Objective Key Results

Google developed a grading system for objective key results when it adopted this management approach early in its operations. Google helped to define setting goals in ways that have resonated throughout the digital ecosphere. Instead of setting a goal to increase sales, try setting a goal of increasing sales by 30 percent and profit by 15 percent. Google recommends measuring OKR performances quarterly and annually at the company level, team level, managerial level and personal level. Employees should have at least four to six OKRs per quarter as their contributions to achieving company objectives. Google grades each OKR between 0 and 1. If employees consistently achieve a ‘1,’ then the goals are considered too easy to achieve. An ideal score ranges between 0.6 and 0.7.

Goal setting and Behavioural Science

Psychological studies show that those who set goals achieve greater success than those who don’t. Employees earn faster promotions and pay raises, and college professors earn tenure in record-setting times. Even students can learn up to 250 percent faster when they break down their studying habits into manageable, incremental goals. [6]

Best Practices for Using the OKR Framework

You can reach your objectives – personal and business – with the objectives key results approach.
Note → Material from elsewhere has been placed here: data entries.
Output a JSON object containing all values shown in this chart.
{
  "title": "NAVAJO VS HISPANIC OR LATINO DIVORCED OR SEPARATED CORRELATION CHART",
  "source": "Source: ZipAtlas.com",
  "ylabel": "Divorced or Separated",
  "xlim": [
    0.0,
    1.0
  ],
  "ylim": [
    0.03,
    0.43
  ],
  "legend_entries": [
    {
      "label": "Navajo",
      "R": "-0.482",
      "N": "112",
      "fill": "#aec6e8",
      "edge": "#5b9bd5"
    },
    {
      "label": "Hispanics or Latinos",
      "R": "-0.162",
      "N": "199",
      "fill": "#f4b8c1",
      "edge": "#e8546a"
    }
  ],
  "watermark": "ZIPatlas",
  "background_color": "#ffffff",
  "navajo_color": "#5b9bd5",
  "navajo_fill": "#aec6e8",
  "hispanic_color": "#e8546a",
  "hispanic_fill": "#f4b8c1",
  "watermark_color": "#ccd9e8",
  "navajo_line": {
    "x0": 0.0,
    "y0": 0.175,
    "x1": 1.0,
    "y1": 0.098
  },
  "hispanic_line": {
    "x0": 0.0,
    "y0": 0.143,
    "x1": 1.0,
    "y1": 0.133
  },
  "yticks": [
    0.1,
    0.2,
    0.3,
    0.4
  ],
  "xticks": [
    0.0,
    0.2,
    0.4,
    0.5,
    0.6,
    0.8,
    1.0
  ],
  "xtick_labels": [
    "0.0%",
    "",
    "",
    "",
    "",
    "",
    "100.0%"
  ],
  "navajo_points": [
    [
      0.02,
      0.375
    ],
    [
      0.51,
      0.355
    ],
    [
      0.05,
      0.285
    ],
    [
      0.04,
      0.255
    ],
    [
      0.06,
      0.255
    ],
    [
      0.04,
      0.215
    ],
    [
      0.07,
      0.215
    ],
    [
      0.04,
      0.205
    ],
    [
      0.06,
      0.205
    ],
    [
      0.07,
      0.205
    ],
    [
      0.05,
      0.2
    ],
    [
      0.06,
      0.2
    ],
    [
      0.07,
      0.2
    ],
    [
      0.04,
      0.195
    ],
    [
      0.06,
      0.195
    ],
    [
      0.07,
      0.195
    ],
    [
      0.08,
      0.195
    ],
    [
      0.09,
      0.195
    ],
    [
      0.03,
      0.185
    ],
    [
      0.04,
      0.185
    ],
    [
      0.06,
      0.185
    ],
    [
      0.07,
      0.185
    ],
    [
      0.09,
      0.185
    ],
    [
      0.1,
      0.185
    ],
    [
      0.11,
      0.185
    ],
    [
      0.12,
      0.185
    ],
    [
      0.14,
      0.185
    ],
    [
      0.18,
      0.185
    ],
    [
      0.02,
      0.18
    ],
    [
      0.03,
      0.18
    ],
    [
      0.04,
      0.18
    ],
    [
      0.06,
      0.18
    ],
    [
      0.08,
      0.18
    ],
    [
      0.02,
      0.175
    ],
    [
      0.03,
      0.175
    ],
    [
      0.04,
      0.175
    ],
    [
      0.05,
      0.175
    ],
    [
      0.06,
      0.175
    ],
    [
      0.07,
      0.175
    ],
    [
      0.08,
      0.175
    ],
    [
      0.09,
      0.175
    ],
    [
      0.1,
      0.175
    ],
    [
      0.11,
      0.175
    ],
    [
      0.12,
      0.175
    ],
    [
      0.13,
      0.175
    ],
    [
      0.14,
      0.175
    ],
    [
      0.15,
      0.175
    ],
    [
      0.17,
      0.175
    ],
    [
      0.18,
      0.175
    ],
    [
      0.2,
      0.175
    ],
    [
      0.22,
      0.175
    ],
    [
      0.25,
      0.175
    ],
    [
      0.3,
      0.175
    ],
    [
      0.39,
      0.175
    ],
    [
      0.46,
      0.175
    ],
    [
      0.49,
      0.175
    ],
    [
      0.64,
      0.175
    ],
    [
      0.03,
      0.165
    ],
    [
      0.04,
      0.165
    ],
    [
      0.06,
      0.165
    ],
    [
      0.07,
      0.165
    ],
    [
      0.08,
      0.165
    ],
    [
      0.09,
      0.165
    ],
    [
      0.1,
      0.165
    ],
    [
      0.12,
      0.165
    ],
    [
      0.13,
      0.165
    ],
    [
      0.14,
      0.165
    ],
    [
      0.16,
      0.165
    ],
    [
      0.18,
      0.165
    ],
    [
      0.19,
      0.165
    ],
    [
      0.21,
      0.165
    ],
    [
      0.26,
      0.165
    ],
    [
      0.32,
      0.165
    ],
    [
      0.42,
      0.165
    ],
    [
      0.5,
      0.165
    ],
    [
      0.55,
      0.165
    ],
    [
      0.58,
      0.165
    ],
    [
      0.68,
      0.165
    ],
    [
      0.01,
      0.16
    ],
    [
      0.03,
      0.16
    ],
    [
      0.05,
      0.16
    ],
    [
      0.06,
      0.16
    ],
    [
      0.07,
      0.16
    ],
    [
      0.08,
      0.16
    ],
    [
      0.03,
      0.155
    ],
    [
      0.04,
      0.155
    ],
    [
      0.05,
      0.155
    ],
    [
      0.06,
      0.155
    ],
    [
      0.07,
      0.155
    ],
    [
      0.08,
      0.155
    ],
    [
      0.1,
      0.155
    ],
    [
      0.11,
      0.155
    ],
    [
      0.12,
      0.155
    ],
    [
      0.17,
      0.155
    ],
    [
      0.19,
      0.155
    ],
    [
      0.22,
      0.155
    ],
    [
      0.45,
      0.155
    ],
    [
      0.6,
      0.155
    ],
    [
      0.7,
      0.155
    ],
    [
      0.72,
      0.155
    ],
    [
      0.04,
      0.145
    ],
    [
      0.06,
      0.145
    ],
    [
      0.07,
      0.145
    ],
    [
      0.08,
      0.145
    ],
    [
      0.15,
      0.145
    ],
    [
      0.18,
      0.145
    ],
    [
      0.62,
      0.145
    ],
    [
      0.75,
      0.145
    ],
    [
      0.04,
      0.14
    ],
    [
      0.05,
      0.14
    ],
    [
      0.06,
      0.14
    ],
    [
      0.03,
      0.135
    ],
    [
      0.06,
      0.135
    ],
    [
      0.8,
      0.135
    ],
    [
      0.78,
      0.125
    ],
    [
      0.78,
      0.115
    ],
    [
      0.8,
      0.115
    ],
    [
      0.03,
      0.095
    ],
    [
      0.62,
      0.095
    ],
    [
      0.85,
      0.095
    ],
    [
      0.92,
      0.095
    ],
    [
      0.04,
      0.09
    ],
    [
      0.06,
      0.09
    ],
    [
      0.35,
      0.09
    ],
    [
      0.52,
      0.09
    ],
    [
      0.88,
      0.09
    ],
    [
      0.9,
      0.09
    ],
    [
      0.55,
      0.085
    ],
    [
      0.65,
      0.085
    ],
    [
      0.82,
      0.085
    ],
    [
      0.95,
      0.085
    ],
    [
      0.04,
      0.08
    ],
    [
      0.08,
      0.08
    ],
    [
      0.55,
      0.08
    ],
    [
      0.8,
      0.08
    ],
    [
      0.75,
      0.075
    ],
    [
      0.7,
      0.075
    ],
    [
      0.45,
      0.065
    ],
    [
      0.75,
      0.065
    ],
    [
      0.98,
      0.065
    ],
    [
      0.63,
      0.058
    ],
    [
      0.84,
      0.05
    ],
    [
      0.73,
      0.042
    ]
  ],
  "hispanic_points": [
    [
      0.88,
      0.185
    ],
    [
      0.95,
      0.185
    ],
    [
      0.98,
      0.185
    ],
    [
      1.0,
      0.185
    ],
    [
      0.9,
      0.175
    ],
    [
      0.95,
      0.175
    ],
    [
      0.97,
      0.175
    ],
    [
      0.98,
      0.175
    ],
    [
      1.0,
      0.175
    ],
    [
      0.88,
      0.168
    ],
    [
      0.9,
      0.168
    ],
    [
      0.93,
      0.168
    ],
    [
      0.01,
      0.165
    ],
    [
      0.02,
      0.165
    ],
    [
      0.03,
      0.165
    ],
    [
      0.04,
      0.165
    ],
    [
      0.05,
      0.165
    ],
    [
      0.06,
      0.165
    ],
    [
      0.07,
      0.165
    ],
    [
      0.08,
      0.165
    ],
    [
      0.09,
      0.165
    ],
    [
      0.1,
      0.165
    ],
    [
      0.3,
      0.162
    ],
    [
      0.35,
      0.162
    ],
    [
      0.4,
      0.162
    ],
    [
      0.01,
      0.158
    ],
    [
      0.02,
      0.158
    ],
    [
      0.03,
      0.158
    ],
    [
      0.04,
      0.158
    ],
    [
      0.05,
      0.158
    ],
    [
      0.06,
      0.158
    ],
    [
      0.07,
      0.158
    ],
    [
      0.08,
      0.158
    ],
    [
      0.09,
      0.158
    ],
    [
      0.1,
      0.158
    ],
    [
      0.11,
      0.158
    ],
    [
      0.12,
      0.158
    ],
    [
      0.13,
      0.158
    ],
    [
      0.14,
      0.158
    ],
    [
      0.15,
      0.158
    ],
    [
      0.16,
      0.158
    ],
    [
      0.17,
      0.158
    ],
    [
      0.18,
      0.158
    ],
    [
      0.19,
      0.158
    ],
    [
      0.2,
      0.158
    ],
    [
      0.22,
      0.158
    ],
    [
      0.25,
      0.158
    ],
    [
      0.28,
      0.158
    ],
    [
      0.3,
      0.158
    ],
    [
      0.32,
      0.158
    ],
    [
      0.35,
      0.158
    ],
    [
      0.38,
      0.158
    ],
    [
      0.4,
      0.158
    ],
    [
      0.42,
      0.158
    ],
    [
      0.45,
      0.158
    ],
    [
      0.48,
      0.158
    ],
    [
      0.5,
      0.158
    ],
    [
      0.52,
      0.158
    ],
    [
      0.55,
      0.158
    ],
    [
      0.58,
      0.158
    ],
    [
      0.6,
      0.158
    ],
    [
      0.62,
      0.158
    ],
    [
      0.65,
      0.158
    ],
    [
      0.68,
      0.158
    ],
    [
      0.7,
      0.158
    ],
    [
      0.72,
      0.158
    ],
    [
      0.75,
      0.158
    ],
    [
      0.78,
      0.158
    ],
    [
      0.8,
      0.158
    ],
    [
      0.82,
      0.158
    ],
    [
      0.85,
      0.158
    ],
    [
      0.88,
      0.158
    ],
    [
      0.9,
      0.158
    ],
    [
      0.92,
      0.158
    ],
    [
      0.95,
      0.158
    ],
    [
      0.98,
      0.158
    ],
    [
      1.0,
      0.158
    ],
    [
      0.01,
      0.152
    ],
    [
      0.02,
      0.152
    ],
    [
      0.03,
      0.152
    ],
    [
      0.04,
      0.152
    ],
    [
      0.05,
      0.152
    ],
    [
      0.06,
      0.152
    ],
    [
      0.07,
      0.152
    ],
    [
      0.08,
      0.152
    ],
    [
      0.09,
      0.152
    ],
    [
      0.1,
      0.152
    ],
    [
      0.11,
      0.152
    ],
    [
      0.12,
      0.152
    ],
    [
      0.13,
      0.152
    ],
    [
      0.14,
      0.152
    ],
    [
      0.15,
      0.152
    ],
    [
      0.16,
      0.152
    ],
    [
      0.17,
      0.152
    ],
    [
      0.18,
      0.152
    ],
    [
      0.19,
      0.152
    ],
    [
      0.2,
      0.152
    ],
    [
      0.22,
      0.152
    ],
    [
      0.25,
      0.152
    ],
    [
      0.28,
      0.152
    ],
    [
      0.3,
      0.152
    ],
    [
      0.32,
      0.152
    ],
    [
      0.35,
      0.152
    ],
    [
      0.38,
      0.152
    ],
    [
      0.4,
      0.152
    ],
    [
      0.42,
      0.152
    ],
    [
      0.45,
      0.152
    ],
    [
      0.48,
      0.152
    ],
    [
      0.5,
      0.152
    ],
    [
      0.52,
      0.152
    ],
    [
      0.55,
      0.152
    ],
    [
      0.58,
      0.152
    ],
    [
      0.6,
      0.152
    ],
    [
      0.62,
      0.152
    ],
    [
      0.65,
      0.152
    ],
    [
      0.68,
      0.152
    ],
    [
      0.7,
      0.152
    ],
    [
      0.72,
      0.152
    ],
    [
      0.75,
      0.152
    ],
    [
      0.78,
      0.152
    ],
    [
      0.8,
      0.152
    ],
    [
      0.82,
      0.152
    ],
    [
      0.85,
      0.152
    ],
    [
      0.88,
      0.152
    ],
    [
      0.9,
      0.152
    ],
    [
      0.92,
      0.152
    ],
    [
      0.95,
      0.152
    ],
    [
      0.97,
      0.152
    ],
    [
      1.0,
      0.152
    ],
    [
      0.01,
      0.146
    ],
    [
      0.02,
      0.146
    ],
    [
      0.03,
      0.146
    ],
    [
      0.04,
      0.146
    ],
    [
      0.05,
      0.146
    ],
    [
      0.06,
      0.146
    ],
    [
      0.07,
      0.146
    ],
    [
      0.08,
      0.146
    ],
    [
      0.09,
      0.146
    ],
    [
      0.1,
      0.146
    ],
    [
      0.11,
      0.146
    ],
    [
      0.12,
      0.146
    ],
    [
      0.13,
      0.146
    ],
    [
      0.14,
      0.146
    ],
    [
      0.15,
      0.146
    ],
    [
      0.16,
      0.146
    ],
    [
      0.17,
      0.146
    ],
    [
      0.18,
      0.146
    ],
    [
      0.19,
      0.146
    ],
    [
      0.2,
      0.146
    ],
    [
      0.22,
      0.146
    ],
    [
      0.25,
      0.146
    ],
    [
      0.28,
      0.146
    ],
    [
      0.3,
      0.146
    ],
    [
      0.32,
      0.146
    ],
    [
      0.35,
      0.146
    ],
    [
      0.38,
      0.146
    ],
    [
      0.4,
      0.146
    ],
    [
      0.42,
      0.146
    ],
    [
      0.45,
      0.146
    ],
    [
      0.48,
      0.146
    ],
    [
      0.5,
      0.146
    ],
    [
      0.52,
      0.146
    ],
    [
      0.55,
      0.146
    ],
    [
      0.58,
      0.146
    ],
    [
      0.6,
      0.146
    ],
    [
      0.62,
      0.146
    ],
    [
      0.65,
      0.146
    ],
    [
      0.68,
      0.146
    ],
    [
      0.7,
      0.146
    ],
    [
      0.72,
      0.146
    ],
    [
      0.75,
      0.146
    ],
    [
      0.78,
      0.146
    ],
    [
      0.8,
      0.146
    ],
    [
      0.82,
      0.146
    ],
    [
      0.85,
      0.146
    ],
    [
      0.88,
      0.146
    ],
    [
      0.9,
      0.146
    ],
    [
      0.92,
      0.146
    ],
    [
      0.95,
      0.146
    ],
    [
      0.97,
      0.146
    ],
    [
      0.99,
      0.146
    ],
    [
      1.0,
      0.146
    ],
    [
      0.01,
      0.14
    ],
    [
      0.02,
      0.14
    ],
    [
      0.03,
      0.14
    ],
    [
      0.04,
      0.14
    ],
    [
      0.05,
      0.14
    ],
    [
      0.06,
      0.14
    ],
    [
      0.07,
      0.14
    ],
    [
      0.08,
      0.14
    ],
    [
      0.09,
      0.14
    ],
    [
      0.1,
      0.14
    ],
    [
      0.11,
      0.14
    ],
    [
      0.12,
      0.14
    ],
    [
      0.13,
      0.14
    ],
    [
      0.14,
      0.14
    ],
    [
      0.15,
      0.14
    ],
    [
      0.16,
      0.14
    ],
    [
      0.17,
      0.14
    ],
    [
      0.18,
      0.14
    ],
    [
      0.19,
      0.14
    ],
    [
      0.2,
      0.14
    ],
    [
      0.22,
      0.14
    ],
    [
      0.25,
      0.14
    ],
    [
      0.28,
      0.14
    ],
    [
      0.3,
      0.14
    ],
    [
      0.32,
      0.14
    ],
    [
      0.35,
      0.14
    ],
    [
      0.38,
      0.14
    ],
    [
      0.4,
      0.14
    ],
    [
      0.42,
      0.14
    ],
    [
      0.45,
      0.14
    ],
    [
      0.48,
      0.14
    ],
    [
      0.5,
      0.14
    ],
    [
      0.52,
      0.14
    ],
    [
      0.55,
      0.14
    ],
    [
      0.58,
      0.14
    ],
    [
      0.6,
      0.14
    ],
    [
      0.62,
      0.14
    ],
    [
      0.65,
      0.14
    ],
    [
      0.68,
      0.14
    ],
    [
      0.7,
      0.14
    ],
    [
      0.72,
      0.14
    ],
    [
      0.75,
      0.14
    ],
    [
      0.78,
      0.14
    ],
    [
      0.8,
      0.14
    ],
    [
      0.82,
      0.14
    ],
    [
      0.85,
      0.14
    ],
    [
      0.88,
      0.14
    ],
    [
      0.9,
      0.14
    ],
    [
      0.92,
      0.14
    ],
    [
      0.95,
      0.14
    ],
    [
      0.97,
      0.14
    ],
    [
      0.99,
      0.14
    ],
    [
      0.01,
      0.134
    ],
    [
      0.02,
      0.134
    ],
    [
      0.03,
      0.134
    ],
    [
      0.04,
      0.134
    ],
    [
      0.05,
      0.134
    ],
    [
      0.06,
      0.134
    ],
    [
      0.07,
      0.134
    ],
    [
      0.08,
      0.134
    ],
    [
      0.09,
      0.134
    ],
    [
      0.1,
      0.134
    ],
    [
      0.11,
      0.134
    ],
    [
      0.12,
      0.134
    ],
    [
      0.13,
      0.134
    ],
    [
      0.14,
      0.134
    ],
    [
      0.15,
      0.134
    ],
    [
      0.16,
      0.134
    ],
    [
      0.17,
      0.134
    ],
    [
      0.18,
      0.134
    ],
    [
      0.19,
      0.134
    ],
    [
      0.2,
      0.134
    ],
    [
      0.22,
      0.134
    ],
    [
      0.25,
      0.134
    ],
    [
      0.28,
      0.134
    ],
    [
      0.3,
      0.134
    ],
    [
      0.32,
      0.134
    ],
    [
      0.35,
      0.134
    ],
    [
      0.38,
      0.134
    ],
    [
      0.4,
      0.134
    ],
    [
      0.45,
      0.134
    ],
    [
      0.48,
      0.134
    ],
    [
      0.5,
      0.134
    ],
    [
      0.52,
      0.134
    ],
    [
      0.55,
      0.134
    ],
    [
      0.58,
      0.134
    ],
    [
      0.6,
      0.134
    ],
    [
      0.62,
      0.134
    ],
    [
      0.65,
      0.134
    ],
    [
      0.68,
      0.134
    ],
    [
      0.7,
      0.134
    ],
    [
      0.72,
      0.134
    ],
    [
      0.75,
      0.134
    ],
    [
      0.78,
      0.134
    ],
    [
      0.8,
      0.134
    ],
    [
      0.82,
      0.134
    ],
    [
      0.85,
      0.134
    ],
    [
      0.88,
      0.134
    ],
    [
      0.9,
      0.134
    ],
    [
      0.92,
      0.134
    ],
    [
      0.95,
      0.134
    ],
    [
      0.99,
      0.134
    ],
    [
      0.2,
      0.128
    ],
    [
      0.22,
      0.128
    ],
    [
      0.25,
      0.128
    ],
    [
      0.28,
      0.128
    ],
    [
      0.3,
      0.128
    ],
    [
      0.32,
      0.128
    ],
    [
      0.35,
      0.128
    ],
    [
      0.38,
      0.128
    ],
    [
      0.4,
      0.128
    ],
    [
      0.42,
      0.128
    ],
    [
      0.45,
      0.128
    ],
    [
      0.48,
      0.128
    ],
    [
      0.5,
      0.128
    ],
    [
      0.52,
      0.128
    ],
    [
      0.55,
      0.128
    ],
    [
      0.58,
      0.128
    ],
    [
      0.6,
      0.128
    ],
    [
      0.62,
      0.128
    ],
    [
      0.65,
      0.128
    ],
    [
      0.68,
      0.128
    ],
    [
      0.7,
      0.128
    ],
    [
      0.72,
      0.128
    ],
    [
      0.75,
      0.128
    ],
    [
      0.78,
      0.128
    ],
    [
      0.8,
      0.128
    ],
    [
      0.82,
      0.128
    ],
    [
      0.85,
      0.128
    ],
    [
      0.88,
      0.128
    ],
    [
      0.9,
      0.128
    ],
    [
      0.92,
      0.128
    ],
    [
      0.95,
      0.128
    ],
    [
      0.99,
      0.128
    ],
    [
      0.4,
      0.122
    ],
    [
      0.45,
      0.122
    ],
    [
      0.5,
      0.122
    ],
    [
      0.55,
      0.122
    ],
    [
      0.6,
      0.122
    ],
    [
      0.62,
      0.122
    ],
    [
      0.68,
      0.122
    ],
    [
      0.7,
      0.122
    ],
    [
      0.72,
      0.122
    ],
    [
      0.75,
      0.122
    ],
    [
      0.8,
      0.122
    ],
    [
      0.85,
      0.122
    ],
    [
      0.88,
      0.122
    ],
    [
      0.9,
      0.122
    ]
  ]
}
Leading companies such as LinkedIn and Google endorse the method, and you can enhance your success by using OKR best practices. Although there are many best practices that you can follow as your experience in this management process grows, the following practices are of major importance:

  • Make sure that your goals are aligned with your employees’ skills and the company’s technological capabilities.
  • OKR needs to be supported at the executive, managerial and personal level to succeed.
  • Your strategy must be adaptable in the face of a continuously evolving company environment and marketplace.
  • Your efforts should be progress-based and offer rewards instead of punishments for failure.
  • The best practices include developing aspirational OKRs for transformational change and support of the company’s culture.

 

Agile Performance Management Using OKR

Agile performance management has become increasingly popular in today’s rapidly evolving markets where new technologies are constantly and continuously developing. Using the objectives key results approach complements today’s agile approach to performance management by setting concrete goals, monitoring performance and adjusting goals based on changing conditions. Regular check-ins, daily feedback and support for achieving personal goals helps to ensure success when using the objectives key results approach. If one key result doesn’t work, it’s easy to break it down into more easily achieved parts or reassign duties to employees who can better achieve the desired key result.

Goal setting with the OKR method is an excellent way to build a more favourable future for your company and better careers for your employees. It’s impossible to predict the future with 100-percent accuracy, but you can facilitate a probable, possible or preferable future by setting SMARTER goals, using the OKR method and developing talent by encouraging workers to set personal goals and achieve key company objectives.